Se compararmos Schütte a outro grande escultor contemporâneo, Anish Kapoor, a diferença é evidente. Kapoor cria objetos sedutores, sensuais, que aspiram a uma espécie de transcendência mística. Schütte, pelo contrário, leva-nos constantemente para baixo, para o chão, para a lama. Não há elevação, nem sublimação, apenas um confronto brutal com a nossa condição terrestre.

As “Frauen” (Mulheres) de Schütte, essas esculturas monumentais em bronze e aço que representam nus femininos, são particularmente impressionantes. Ao contrário das odaliscas tradicionais, essas mulheres não estão aqui para o nosso prazer visual. Seus corpos deformados, suas proporções estranhas, suas posturas desconfortáveis resistem a qualquer erotização. Elas evocam as mulheres de Willem de Kooning, exceto que em Schütte, a violência não está no gesto pictórico, mas na torção da própria forma.
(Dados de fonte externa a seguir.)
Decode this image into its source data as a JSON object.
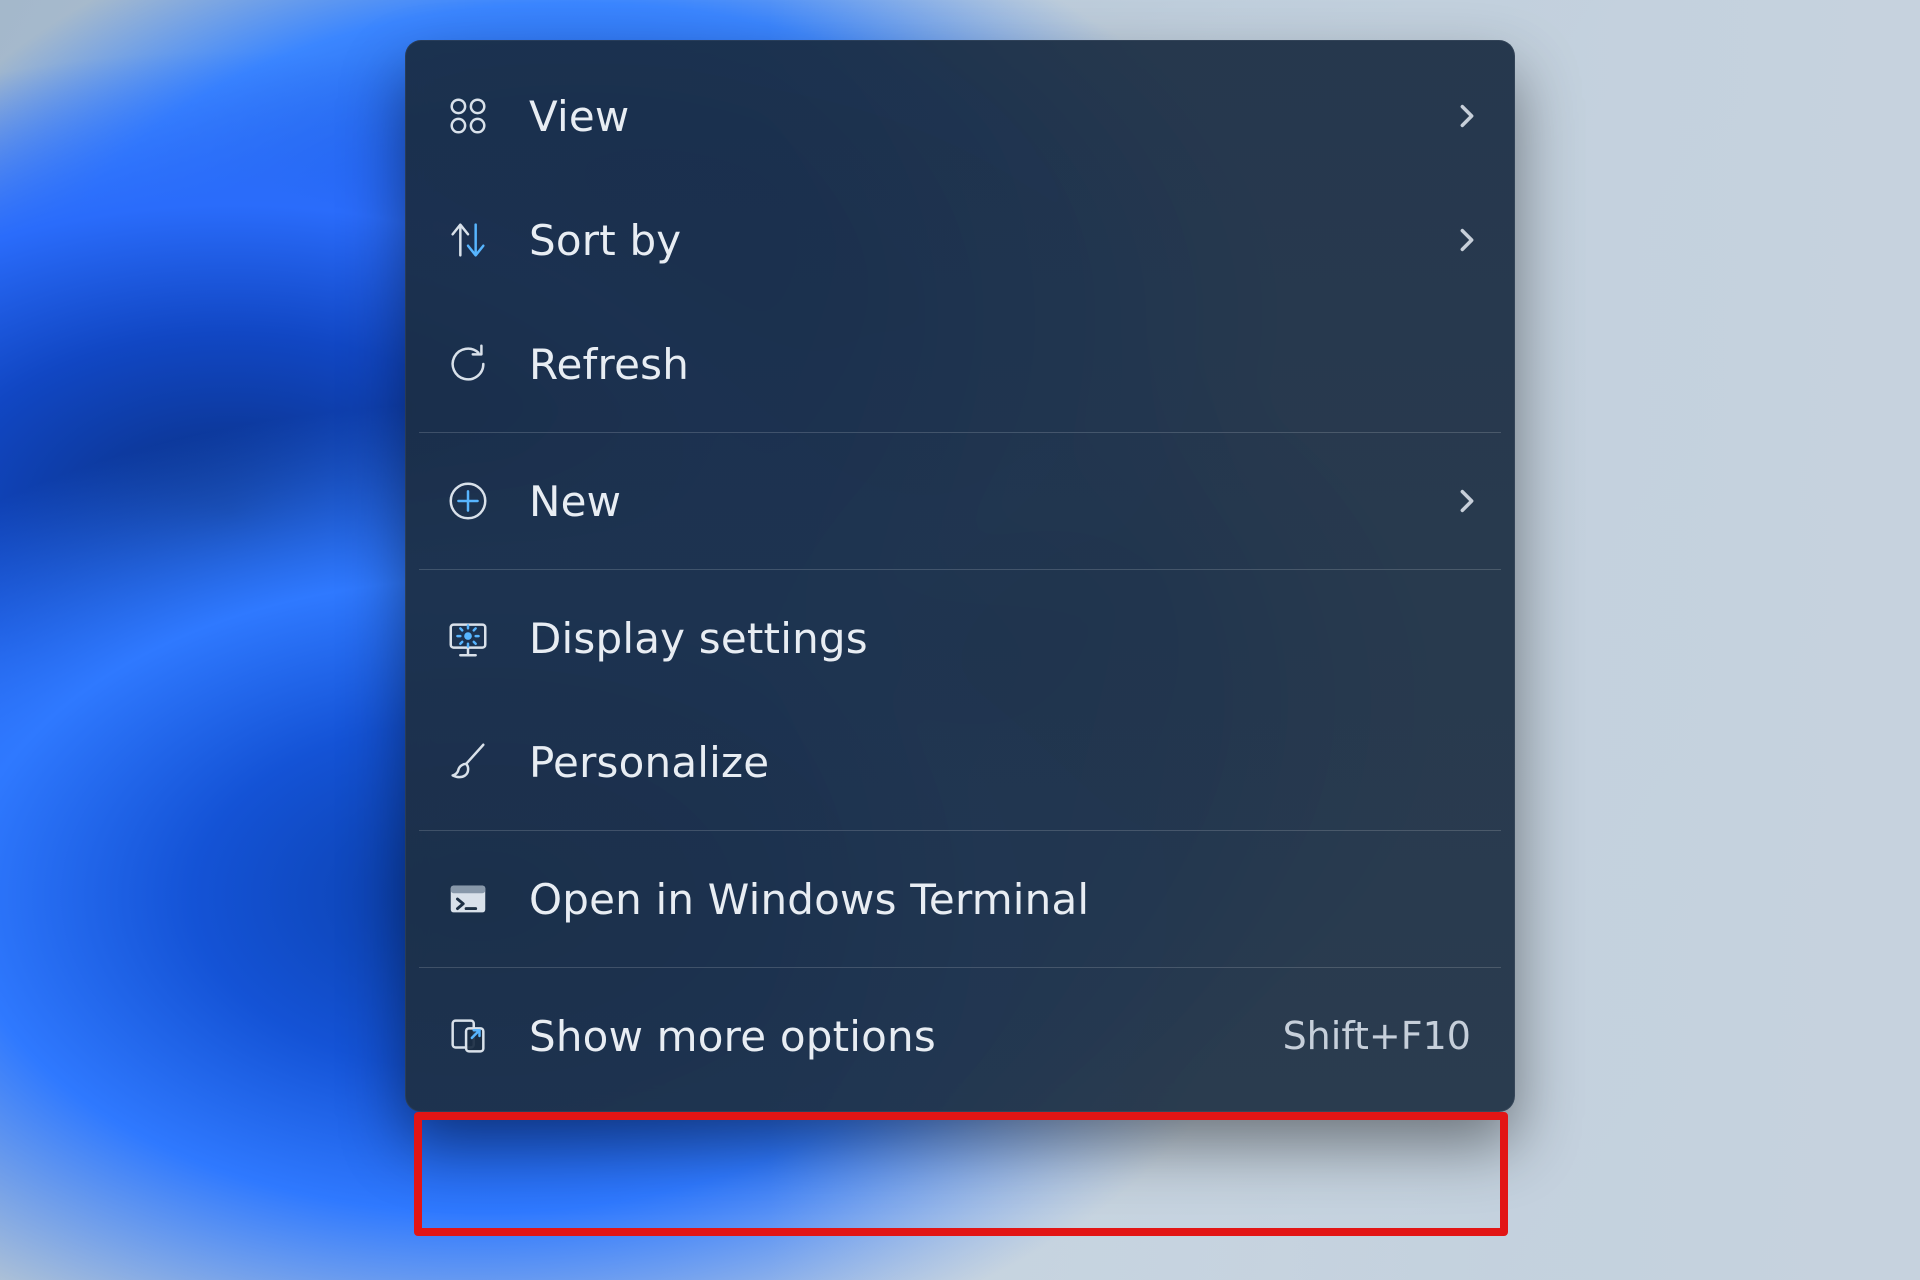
{
  "context_menu": {
    "items": [
      {
        "label": "View",
        "icon": "grid-icon",
        "has_submenu": true,
        "shortcut": ""
      },
      {
        "label": "Sort by",
        "icon": "sort-icon",
        "has_submenu": true,
        "shortcut": ""
      },
      {
        "label": "Refresh",
        "icon": "refresh-icon",
        "has_submenu": false,
        "shortcut": ""
      }
    ],
    "group2": [
      {
        "label": "New",
        "icon": "plus-circle-icon",
        "has_submenu": true,
        "shortcut": ""
      }
    ],
    "group3": [
      {
        "label": "Display settings",
        "icon": "display-settings-icon",
        "has_submenu": false,
        "shortcut": ""
      },
      {
        "label": "Personalize",
        "icon": "paintbrush-icon",
        "has_submenu": false,
        "shortcut": ""
      }
    ],
    "group4": [
      {
        "label": "Open in Windows Terminal",
        "icon": "terminal-icon",
        "has_submenu": false,
        "shortcut": ""
      }
    ],
    "group5": [
      {
        "label": "Show more options",
        "icon": "expand-icon",
        "has_submenu": false,
        "shortcut": "Shift+F10"
      }
    ]
  },
  "annotation": {
    "highlight_target": "menu-item-show-more-options"
  }
}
É aí que reside o génio torcido de Schütte: ele usa os materiais nobres da escultura clássica, bronze, aço, cerâmica, mas para criar formas que desafiam a tradição que representam. Como se Praxiteles de repente tivesse decidido esculpir seres disformes em vez de deuses olímpicos.

E depois há essa obsessão pelas figuras binárias: “United Enemies”, “Mann und Frau”, sempre casais mal combinados, duetos improváveis. Não é uma metáfora da nossa própria dualidade interior? Deste fundamento da divisão entre quem somos e quem fingimos ser? Entre os nossos impulsos e os nossos princípios morais? Freud teria adorado estas esculturas que materializam tão perfeitamente o conflito entre o id e o superego, deixando o pobre ego lutar no meio.

Passando a outra coisa: a sua relação com a matéria. Adoro a forma como Schütte manipula os seus materiais. Há algo quase táctil, sensual na forma como trabalha o barro, a madeira, o metal. As suas impressões digitais permanecem visíveis nas suas pequenas maquetes de plasticina, como para nos lembrar que por trás destas obras monumentais, existe sempre a mão de um homem, falível, imperfeito. É um artesanato de alto nível que nunca procura esconder as suas próprias fraquezas.

Ao contrário de Jeff Koons, que produz objetos de perfeição industrial esterilizada, Schütte deixa aparecer o processo, a luta com a matéria. As suas esculturas guardam o rasto da sua fabricação, como os pentimenti numa pintura de Rembrandt. Mostram-nos que a criação é uma luta, não uma produção em série.

O que também me impressiona em Schütte é que ele é profundamente alemão, embora escape aos clichés da “arte alemã”. Ele não tem a pesadez expressionista de um Baselitz, nem a austeridade conceptual de um Kiefer. Antes cria uma linguagem visual que dialoga com a história da arte alemã ao subvertê-la constantemente.

A sua série “Krieger” (Guerreiros) é o exemplo perfeito disso. Essas figuras militares, com rostos grosseiramente modelados, usando tampas de garrafa como capacetes pontiagudos, zombam de toda a tradição militarista prussiana. Elas lembram as esculturas expressionistas de Ernst Barlach, mas desprovidas do seu pathos, reduzidas a caricaturas quase cómicas. Schütte desmistifica o heroísmo militar sem cair no discurso moralista. Mostra simplesmente o absurdo e o ridículo onde outros apenas veriam grandeza e tragédia.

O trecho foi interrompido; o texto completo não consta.